You probably know by now that baseball commissioner Bud Selig kind-of, sort-of, officially made his pending retirement official with a press release on Thursday.
And if so, I hope you noticed that he did it in the most Bud Selig way possible:
Easily mocked, a little awkward, sort of confusing, but with an underlying point and purpose that furthers his and baseball’s interests.
Selig has been saying,repeatedly
, for years that he will be done commissioning after next season. But he’s done this before, setting two previous retirement dates that he blew through, so he’s always been in on the joke with people who don’t believe him. All indications are that it will happen this time. Selig is most likely trying to convince baseball’s owners that he’s leaving, and that they should stop trying to talk him into staying. He wants the process of naming his successor to be thorough, and he thinks this is the best way.
But assuming he does mean it this time — for whatever it’s worth, he’s never sent a press release about it before — let’s take a second to recognize a very successful commissioner.
Yeah, you read that right.
The image of Selig cupping his ear and squinting into TV lights to hear a question at some press conference (often about steroids) has made him a bit of a punching bag. For many, the indelible image of Selig’s 22 years in charge — the longest since Kenesaw Mountain Landis died in 1944 — will be him helplessly shrugging his shoulders while deciding to end the 2002 All-Star game in a tie^.
^ Selig has often repeated the same retort to criticism of how he handled that game, and it’s classic Selig: "We were out of (freaking) pitchers!" Selig might be sports’ greatest admirer of the f-word.
But that misses a bigger point about the man who has impacted the game more than anyone in the last generation. This is a creature of careful habit, who gets the same $20 haircut at the same place, eats the same lunch, wears the same clothes, and often makes the same points about baseball’s "golden age."
Look, Selig has his failures. He cancelled the 1994 World Series, for goodness sake, and was too slow to act on a widespread and institutionally supported steroids problem. To some, he will always be the Steroids Commissioner. He’s also been far too slow to embrace instant replay, and his otherwise brilliant and forward-thinking Advanced Media initiative is tainted by a silly blackout policy.
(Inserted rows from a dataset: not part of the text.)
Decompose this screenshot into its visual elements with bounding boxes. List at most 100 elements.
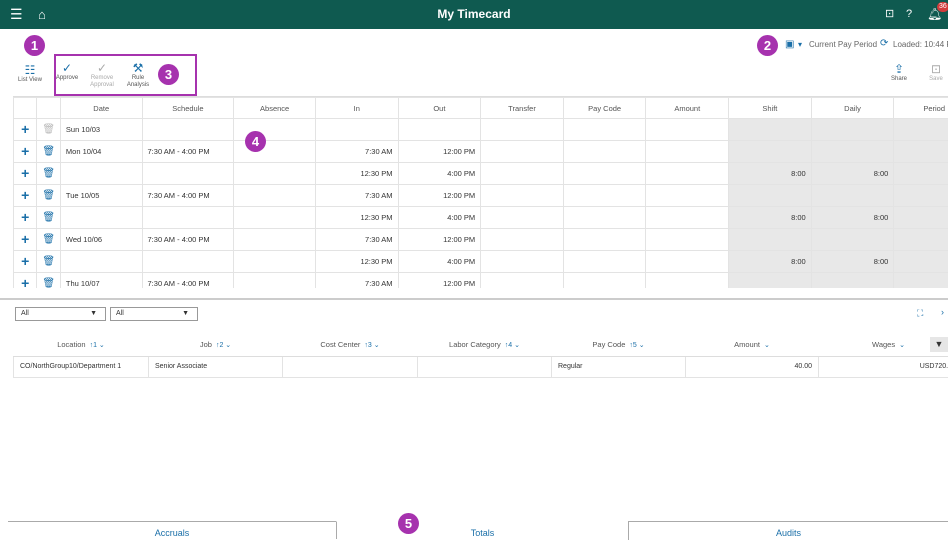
- tab-audits[interactable]: Audits: [628, 522, 948, 540]
- table-cell[interactable]: [563, 141, 646, 163]
- table-cell[interactable]: [894, 119, 948, 141]
- sort-icon[interactable]: ↑2 ⌄: [216, 342, 231, 349]
- table-cell[interactable]: [481, 119, 564, 141]
- table-cell[interactable]: 7:30 AM - 4:00 PM: [142, 229, 234, 251]
- col-amount[interactable]: Amount: [646, 98, 729, 119]
- col-date[interactable]: Date: [60, 98, 142, 119]
- col-wages[interactable]: Wages⌄: [819, 334, 948, 356]
- add-icon[interactable]: +: [21, 121, 29, 137]
- trash-icon[interactable]: 🗑︎: [42, 190, 55, 201]
- trash-icon[interactable]: 🗑︎: [42, 168, 55, 179]
- table-cell[interactable]: Sun 10/03: [60, 119, 142, 141]
- table-cell[interactable]: [563, 163, 646, 185]
- table-cell[interactable]: [729, 229, 812, 251]
- table-cell[interactable]: 🗑︎: [37, 207, 60, 229]
- table-cell[interactable]: 12:30 PM: [315, 251, 398, 273]
- table-cell[interactable]: [481, 207, 564, 229]
- trash-icon[interactable]: 🗑︎: [42, 124, 55, 135]
- share-button[interactable]: ⇪ Share: [886, 62, 912, 83]
- table-cell[interactable]: 24:00: [894, 251, 948, 273]
- table-row[interactable]: +🗑︎12:30 PM4:00 PM8:008:0016:00: [14, 207, 948, 229]
- table-cell[interactable]: 7:30 AM - 4:00 PM: [142, 185, 234, 207]
- table-cell[interactable]: 🗑︎: [37, 141, 60, 163]
- table-cell[interactable]: 🗑︎: [37, 119, 60, 141]
- table-cell[interactable]: [646, 207, 729, 229]
- table-row[interactable]: +🗑︎Mon 10/047:30 AM - 4:00 PM7:30 AM12:0…: [14, 141, 948, 163]
- col-pay-code[interactable]: Pay Code: [563, 98, 646, 119]
- table-cell[interactable]: 🗑︎: [37, 273, 60, 289]
- table-cell[interactable]: [563, 119, 646, 141]
- table-cell[interactable]: [142, 119, 234, 141]
- col-cost-center[interactable]: Cost Center↑3 ⌄: [283, 334, 418, 356]
- table-cell[interactable]: +: [14, 251, 37, 273]
- table-cell[interactable]: [729, 119, 812, 141]
- table-cell[interactable]: +: [14, 163, 37, 185]
- col-transfer[interactable]: Transfer: [481, 98, 564, 119]
- save-button[interactable]: ⊡ Save: [925, 62, 947, 83]
- table-cell[interactable]: 8:00: [729, 207, 812, 229]
- table-cell[interactable]: [481, 141, 564, 163]
- table-cell[interactable]: Mon 10/04: [60, 141, 142, 163]
- table-cell[interactable]: [646, 163, 729, 185]
- calendar-icon[interactable]: ▣: [785, 39, 794, 50]
- table-cell[interactable]: 7:30 AM - 4:00 PM: [142, 141, 234, 163]
- table-cell[interactable]: [811, 141, 894, 163]
- table-row[interactable]: +🗑︎Wed 10/067:30 AM - 4:00 PM 7:30 AM12:0…: [14, 229, 948, 251]
- table-cell[interactable]: [481, 163, 564, 185]
- table-cell[interactable]: [563, 273, 646, 289]
- table-cell[interactable]: [60, 163, 142, 185]
- table-row[interactable]: +🗑︎Thu 10/077:30 AM - 4:00 PM7:30 AM12:0…: [14, 273, 948, 289]
- col-schedule[interactable]: Schedule: [142, 98, 234, 119]
- table-cell[interactable]: 🗑︎: [37, 229, 60, 251]
- table-cell[interactable]: [142, 163, 234, 185]
- sort-icon[interactable]: ↑1 ⌄: [90, 342, 105, 349]
- table-cell[interactable]: +: [14, 229, 37, 251]
- table-cell[interactable]: [894, 229, 948, 251]
- table-cell[interactable]: [646, 141, 729, 163]
- col-out[interactable]: Out: [398, 98, 481, 119]
- table-cell[interactable]: 🗑︎: [37, 163, 60, 185]
- table-cell[interactable]: 12:00 PM: [398, 141, 481, 163]
- table-cell[interactable]: [894, 273, 948, 289]
- table-cell[interactable]: 8:00: [894, 163, 948, 185]
- table-cell[interactable]: [234, 163, 316, 185]
- add-icon[interactable]: +: [21, 275, 29, 289]
- table-cell[interactable]: 16:00: [894, 207, 948, 229]
- table-cell[interactable]: 8:00: [811, 207, 894, 229]
- table-cell[interactable]: [563, 185, 646, 207]
- trash-icon[interactable]: 🗑︎: [42, 146, 55, 157]
- table-cell[interactable]: 12:00 PM: [398, 229, 481, 251]
- col-labor-category[interactable]: Labor Category↑4 ⌄: [418, 334, 552, 356]
- table-cell[interactable]: [60, 207, 142, 229]
- table-row[interactable]: +🗑︎12:30 PM4:00 PM8:008:0024:00: [14, 251, 948, 273]
- table-cell[interactable]: [481, 229, 564, 251]
- table-cell[interactable]: [481, 185, 564, 207]
- table-cell[interactable]: Wed 10/06: [60, 229, 142, 251]
- table-cell[interactable]: 7:30 AM: [315, 229, 398, 251]
- table-cell[interactable]: +: [14, 119, 37, 141]
- pay-period-select[interactable]: Current Pay Period: [809, 40, 877, 49]
- table-cell[interactable]: 8:00: [811, 251, 894, 273]
- refresh-icon[interactable]: ⟳: [880, 38, 888, 49]
- table-cell[interactable]: [811, 229, 894, 251]
- panel-divider[interactable]: [0, 298, 948, 300]
- table-cell[interactable]: [894, 185, 948, 207]
- add-icon[interactable]: +: [21, 209, 29, 225]
- col-absence[interactable]: Absence: [234, 98, 316, 119]
- table-cell[interactable]: 4:00 PM: [398, 163, 481, 185]
- table-cell[interactable]: 7:30 AM: [315, 141, 398, 163]
- sort-icon[interactable]: ⌄: [899, 342, 905, 349]
- table-cell[interactable]: [646, 119, 729, 141]
- add-icon[interactable]: +: [21, 187, 29, 203]
- approve-button[interactable]: ✓ Approve: [55, 61, 79, 82]
- sort-icon[interactable]: ↑4 ⌄: [505, 342, 520, 349]
- table-row[interactable]: +🗑︎12:30 PM4:00 PM8:008:008:00: [14, 163, 948, 185]
- expand-icon[interactable]: ⛶: [917, 308, 923, 319]
- table-row[interactable]: CO/NorthGroup10/Department 1 Senior Asso…: [14, 356, 948, 377]
- table-cell[interactable]: +: [14, 273, 37, 289]
- col-daily[interactable]: Daily: [811, 98, 894, 119]
- table-cell[interactable]: [563, 251, 646, 273]
- table-cell[interactable]: [315, 119, 398, 141]
- table-cell[interactable]: 12:00 PM: [398, 185, 481, 207]
- sort-icon[interactable]: ↑5 ⌄: [629, 342, 644, 349]
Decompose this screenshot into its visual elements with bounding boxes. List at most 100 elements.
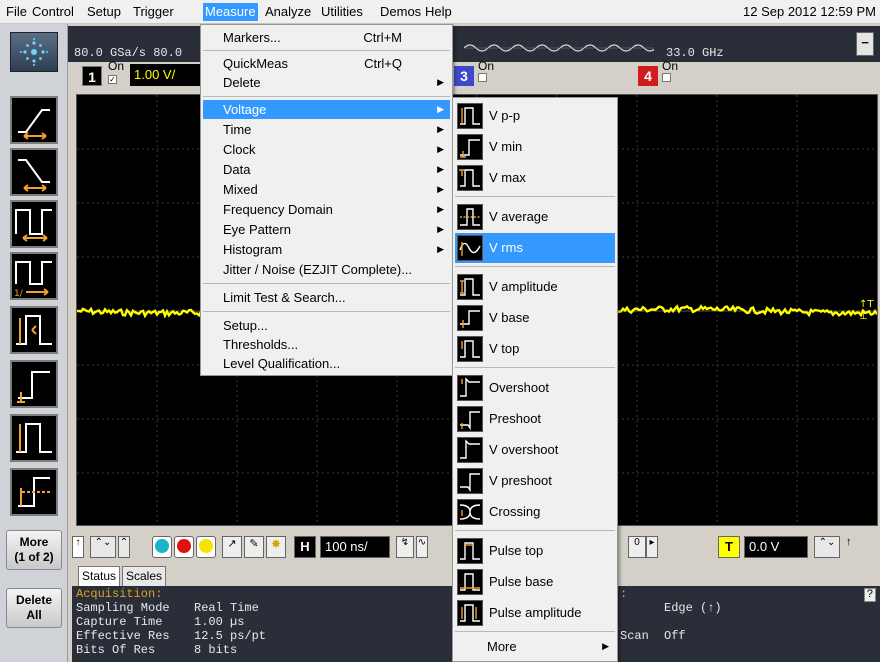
separator: [455, 530, 615, 531]
trigger-level-value[interactable]: 0.0 V: [744, 536, 808, 558]
menu-item-time[interactable]: Time ▶: [203, 120, 450, 139]
v-amplitude-icon: [457, 274, 483, 300]
channel-3-checkbox[interactable]: [478, 73, 487, 82]
submenu-item-v-max[interactable]: V max: [455, 163, 615, 193]
submenu-item-more[interactable]: More ▶: [455, 637, 615, 656]
run-button[interactable]: [152, 536, 172, 558]
v-average-button[interactable]: [10, 468, 58, 516]
submenu-item-crossing[interactable]: Crossing: [455, 497, 615, 527]
submenu-item-v-min[interactable]: V min: [455, 132, 615, 162]
clear-display-button[interactable]: ✸: [266, 536, 286, 558]
stop-button[interactable]: [174, 536, 194, 558]
channel-3-badge[interactable]: 3: [454, 66, 474, 86]
menu-item-histogram[interactable]: Histogram ▶: [203, 240, 450, 259]
menu-item-setup[interactable]: Setup...: [203, 316, 450, 335]
v-p-p-button[interactable]: [10, 414, 58, 462]
single-icon: [199, 539, 213, 553]
menu-item-quickmeas[interactable]: QuickMeas Ctrl+Q: [203, 54, 450, 73]
scroll-stepper[interactable]: ⌃⌄: [90, 536, 116, 558]
channel-4-toggle[interactable]: On: [662, 60, 678, 84]
sample-rate: 80.0 GSa/s 80.0: [74, 46, 183, 60]
trigger-level-stepper[interactable]: ⌃⌄: [814, 536, 840, 558]
position-right-arrow[interactable]: ▸: [646, 536, 658, 558]
single-button[interactable]: [196, 536, 216, 558]
trigger-channel-badge[interactable]: T: [718, 536, 740, 558]
delay-icon[interactable]: ∿: [416, 536, 428, 558]
preshoot-icon: [457, 406, 483, 432]
menu-analyze[interactable]: Analyze: [263, 3, 313, 21]
menu-control[interactable]: Control: [30, 3, 76, 21]
more-label: More: [19, 535, 49, 549]
position-value[interactable]: 0: [628, 536, 646, 558]
pulse-width-button[interactable]: [10, 306, 58, 354]
timebase-value[interactable]: 100 ns/: [320, 536, 390, 558]
menu-item-voltage[interactable]: Voltage ▶: [203, 100, 450, 119]
menu-item-data[interactable]: Data ▶: [203, 160, 450, 179]
scroll-arrows[interactable]: ⌃: [118, 536, 130, 558]
menu-item-delete[interactable]: Delete ▶: [203, 73, 450, 92]
submenu-item-v-average[interactable]: V average: [455, 202, 615, 232]
zoom-icon[interactable]: ↯: [396, 536, 414, 558]
channel-4-checkbox[interactable]: [662, 73, 671, 82]
measure-menu: Markers... Ctrl+M QuickMeas Ctrl+Q Delete ▶…: [200, 24, 453, 376]
menu-demos[interactable]: Demos: [378, 3, 423, 21]
submenu-item-v-base[interactable]: V base: [455, 303, 615, 333]
trigger-slope-icon[interactable]: ↑: [846, 536, 860, 558]
frequency-button[interactable]: 1/: [10, 252, 58, 300]
v-min-button[interactable]: [10, 360, 58, 408]
submenu-item-v-amplitude[interactable]: V amplitude: [455, 272, 615, 302]
submenu-item-v-p-p[interactable]: V p-p: [455, 101, 615, 131]
submenu-item-v-overshoot[interactable]: V overshoot: [455, 435, 615, 465]
submenu-item-pulse-base[interactable]: Pulse base: [455, 567, 615, 597]
menu-item-markers[interactable]: Markers... Ctrl+M: [203, 28, 450, 47]
menu-item-level-qualification[interactable]: Level Qualification...: [203, 354, 450, 373]
submenu-item-v-preshoot[interactable]: V preshoot: [455, 466, 615, 496]
menu-setup[interactable]: Setup: [85, 3, 123, 21]
channel-1-toggle[interactable]: On ✓: [108, 60, 124, 84]
scan-label: Scan: [620, 629, 649, 643]
autoscale-button[interactable]: ↗: [222, 536, 242, 558]
submenu-item-v-top[interactable]: V top: [455, 334, 615, 364]
fall-time-button[interactable]: [10, 148, 58, 196]
submenu-arrow-icon: ▶: [437, 204, 444, 214]
menu-file[interactable]: File: [4, 3, 29, 21]
submenu-item-overshoot[interactable]: Overshoot: [455, 373, 615, 403]
marker-icon[interactable]: ↑: [72, 536, 84, 558]
menu-item-mixed[interactable]: Mixed ▶: [203, 180, 450, 199]
menu-item-eye-pattern[interactable]: Eye Pattern ▶: [203, 220, 450, 239]
trigger-section-colon: :: [620, 587, 628, 601]
left-toolbar: 1/ More (1 of 2) Delete All: [0, 24, 68, 662]
rise-time-button[interactable]: [10, 96, 58, 144]
menu-item-clock[interactable]: Clock ▶: [203, 140, 450, 159]
channel-4-badge[interactable]: 4: [638, 66, 658, 86]
channel-1-badge[interactable]: 1: [82, 66, 102, 86]
channel-header: 80.0 GSa/s 80.0 33.0 GHz − 1 On ✓ 1.00 V…: [68, 24, 880, 94]
submenu-item-pulse-top[interactable]: Pulse top: [455, 536, 615, 566]
menu-trigger[interactable]: Trigger: [131, 3, 176, 21]
submenu-item-pulse-amplitude[interactable]: Pulse amplitude: [455, 598, 615, 628]
period-button[interactable]: [10, 200, 58, 248]
submenu-item-v-rms[interactable]: V rms: [455, 233, 615, 263]
menu-utilities[interactable]: Utilities: [319, 3, 365, 21]
menu-item-limit-test[interactable]: Limit Test & Search...: [203, 288, 450, 307]
horizontal-badge[interactable]: H: [294, 536, 316, 558]
menu-item-thresholds[interactable]: Thresholds...: [203, 335, 450, 354]
channel-1-checkbox[interactable]: ✓: [108, 75, 117, 84]
minimize-button[interactable]: −: [856, 32, 874, 56]
v-base-icon: [457, 305, 483, 331]
v-min-icon: [457, 134, 483, 160]
menu-item-frequency-domain[interactable]: Frequency Domain ▶: [203, 200, 450, 219]
channel-1-scale[interactable]: 1.00 V/: [130, 64, 200, 86]
menu-help[interactable]: Help: [423, 3, 454, 21]
tab-status[interactable]: Status: [78, 566, 121, 586]
more-button[interactable]: More (1 of 2): [6, 530, 62, 570]
submenu-arrow-icon: ▶: [437, 104, 444, 114]
submenu-item-preshoot[interactable]: Preshoot: [455, 404, 615, 434]
help-button[interactable]: ?: [864, 588, 876, 602]
menu-measure[interactable]: Measure: [203, 3, 258, 21]
tab-scales[interactable]: Scales: [122, 566, 167, 586]
delete-all-button[interactable]: Delete All: [6, 588, 62, 628]
menu-item-jitter-noise[interactable]: Jitter / Noise (EZJIT Complete)...: [203, 260, 450, 279]
channel-3-toggle[interactable]: On: [478, 60, 494, 84]
default-setup-button[interactable]: ✎: [244, 536, 264, 558]
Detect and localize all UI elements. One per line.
But fairness will recognize that Selig has been pitted against what might be the most powerful union in the world. Certainly, the MLBPA is the most powerful union in sports. Selig tried to break the union in ’94, and failed spectacularly. The union also fought drug testing for far too long, which is a bigger black eye on the players than Selig.
The point is that Selig’s failures have been largely institutional, and baseball’s recent successes are largely covered with his fingerprints. He took over a failing league with archaic policies and pushed it into the modern world. In the process, he created a cash machine. The union and owners despised each other when Selig took over, and now the game is set for 21 years of labor peace. He rightly brags that baseball now has the toughest drug policy in American sports.
The game Selig took over took itself too seriously and clung to outdated and counterproductive traditions even if it meant stunted growth. Selig’s ideas were often mocked at first, but ultimately proved good for the game: interleague play, more playoff teams, division realignment. Baseball’s annual revenue was around $1.2 billion when he took over. Last season, it was more than $7.5 billion. He’s overseen the opening of 20 new ballparks, and has pushed the game to embrace technology.
Kansas City is the wrong place to make this point, but baseball’s parity is at an all-time high and in many real ways is comparable to the NFL, NBA and NHL.
Just like his weird retirement "announcement," Selig is fun and easy to mock.
But step back for a second, and you see a very effective commissioner who took over an injured sport and leaves it thriving.
Whoever follows him has big shoes to fill, even as they’ll almost certainly be wearing better shoes than Selig.